Nucleus colonies and queen bees
Bees and queen bees may be produced by the beekeeper for sale to other beekeepers. Nucleus colonies usually comprise of a box of bees with three or four frames inside (two frames of brood, one frame of honey and pollen). The beekeeper sells the colonies to others to enable them to develop a new hive colony or replenish a failing one. Queen bees are sold for the purpose of replacement of old or failed queens, for the maintenance of good production and gentle hive behaviour within a colony.
Packaged bees
1 to 1.5 kg of bees sold with or without a queen bee in a cardboard tube or box with ventilation screens. Package bees contain no frames to save weight and to meet importing country zoosanitary requirements. This product is often sold to the export market e.g. New Zealand exports packages to Canada, Korea, Germany while Fiji has sent a consignment to Tonga in December 2001. It is a market that is fraught with complications and procedures.

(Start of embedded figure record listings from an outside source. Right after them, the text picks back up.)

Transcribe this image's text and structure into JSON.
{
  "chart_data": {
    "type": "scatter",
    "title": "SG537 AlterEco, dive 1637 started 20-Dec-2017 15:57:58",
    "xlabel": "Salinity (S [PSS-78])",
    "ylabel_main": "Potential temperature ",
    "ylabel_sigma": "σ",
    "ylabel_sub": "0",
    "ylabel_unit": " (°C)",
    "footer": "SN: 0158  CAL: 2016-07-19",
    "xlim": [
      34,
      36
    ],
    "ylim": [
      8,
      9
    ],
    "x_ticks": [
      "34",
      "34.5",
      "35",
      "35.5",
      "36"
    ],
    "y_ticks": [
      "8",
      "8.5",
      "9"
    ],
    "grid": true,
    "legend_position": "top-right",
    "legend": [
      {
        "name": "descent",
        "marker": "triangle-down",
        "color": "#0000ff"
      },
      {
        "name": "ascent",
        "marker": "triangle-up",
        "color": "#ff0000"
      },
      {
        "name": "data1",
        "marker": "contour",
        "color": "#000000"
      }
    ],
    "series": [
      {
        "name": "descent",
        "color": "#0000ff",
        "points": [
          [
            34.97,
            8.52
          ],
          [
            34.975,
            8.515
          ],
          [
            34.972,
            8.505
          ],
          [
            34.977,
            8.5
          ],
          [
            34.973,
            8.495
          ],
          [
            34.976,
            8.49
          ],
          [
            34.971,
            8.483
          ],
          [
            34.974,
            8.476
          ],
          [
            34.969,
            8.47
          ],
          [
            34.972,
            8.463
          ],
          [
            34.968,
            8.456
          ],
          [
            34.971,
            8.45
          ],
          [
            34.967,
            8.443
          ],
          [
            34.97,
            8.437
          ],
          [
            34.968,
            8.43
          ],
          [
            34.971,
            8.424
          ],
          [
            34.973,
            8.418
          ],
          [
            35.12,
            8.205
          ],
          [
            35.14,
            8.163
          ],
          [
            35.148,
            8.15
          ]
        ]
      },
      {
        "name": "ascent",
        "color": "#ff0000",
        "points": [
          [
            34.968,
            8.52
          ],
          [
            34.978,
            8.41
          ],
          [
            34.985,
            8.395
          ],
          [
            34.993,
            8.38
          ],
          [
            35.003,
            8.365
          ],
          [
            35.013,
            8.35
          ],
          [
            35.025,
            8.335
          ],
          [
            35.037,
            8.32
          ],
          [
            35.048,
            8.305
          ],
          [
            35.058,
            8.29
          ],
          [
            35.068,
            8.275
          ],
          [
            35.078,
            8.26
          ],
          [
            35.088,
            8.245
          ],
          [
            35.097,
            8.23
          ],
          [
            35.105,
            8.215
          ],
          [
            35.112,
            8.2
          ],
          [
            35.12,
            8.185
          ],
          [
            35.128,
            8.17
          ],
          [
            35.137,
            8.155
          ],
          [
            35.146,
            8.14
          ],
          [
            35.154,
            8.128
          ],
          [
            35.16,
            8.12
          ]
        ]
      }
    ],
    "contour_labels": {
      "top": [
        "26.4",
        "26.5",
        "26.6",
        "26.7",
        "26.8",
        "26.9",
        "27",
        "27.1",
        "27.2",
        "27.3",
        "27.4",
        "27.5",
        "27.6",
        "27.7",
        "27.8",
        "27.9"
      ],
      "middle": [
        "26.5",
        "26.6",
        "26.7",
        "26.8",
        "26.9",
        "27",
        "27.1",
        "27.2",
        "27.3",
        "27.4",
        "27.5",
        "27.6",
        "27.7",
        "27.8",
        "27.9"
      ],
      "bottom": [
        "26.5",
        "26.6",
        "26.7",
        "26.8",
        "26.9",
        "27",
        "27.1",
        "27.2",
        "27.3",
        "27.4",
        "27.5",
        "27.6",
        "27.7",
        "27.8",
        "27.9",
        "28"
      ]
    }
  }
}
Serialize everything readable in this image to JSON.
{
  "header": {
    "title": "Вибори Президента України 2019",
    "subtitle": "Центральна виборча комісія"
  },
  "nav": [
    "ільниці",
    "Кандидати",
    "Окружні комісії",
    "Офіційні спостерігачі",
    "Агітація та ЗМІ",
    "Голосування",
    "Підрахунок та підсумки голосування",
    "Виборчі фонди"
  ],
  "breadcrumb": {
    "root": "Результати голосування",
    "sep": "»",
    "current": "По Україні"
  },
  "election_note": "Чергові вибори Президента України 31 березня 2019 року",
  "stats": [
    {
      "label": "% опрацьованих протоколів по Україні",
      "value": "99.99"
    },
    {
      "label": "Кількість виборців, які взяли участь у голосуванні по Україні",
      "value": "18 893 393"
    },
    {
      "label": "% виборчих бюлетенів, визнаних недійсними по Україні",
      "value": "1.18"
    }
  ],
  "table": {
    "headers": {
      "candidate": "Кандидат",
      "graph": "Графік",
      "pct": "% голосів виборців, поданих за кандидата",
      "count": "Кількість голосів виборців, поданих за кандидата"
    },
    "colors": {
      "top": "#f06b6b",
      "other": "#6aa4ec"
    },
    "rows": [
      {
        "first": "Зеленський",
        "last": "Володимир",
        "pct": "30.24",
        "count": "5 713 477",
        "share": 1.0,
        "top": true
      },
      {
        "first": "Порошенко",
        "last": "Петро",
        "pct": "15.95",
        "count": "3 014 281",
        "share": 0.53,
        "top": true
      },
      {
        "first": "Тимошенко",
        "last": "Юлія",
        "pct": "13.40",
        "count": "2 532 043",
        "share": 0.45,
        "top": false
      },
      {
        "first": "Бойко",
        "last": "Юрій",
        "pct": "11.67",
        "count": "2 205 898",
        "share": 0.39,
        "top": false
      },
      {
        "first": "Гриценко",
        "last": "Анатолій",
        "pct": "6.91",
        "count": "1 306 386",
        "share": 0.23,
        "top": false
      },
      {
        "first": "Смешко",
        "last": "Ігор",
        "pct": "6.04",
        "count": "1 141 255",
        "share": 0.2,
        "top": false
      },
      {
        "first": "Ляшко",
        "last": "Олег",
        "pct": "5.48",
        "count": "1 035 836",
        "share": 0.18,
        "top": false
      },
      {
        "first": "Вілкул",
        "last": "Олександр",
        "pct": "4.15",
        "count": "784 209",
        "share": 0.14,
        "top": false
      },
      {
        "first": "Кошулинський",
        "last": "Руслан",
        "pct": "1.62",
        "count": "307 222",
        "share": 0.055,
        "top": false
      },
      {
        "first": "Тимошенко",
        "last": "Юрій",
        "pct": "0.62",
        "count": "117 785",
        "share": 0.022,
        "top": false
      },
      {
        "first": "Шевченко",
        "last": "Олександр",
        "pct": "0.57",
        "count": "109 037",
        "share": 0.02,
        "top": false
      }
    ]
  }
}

Domestically, people might buy packaged bees but, as a rule, nucleus colonies are preferred as they contain frames and brood.·
 
Woodenware
There is a market for the production and sale of beehive components either in kitset form or ready made. This is a market that requires precision woodworking equipment and an attention to detail. Recently, an order of hive-ware in Samoa was rejected due to incorrect measurements used by the manufacturer. The measurement was out by only 3 mm but this was too great a mistake for the beekeeper. Similar problems have been experienced with local manufacturers in Niue and the Solomon Islands.
Beekeeping equipment
Veils, smokers, hive tools, overalls, gloves and other components. A few beekeepers or agents may specialise in the sale of equipment that is used by the industry. For those involved, it can be a difficult business with profit margins being hard to maintain. The supply of equipment to the beekeeping industry may be attractive to a few Pacific Island business people. The quality and price and functionality has to be comparable with imported equipment.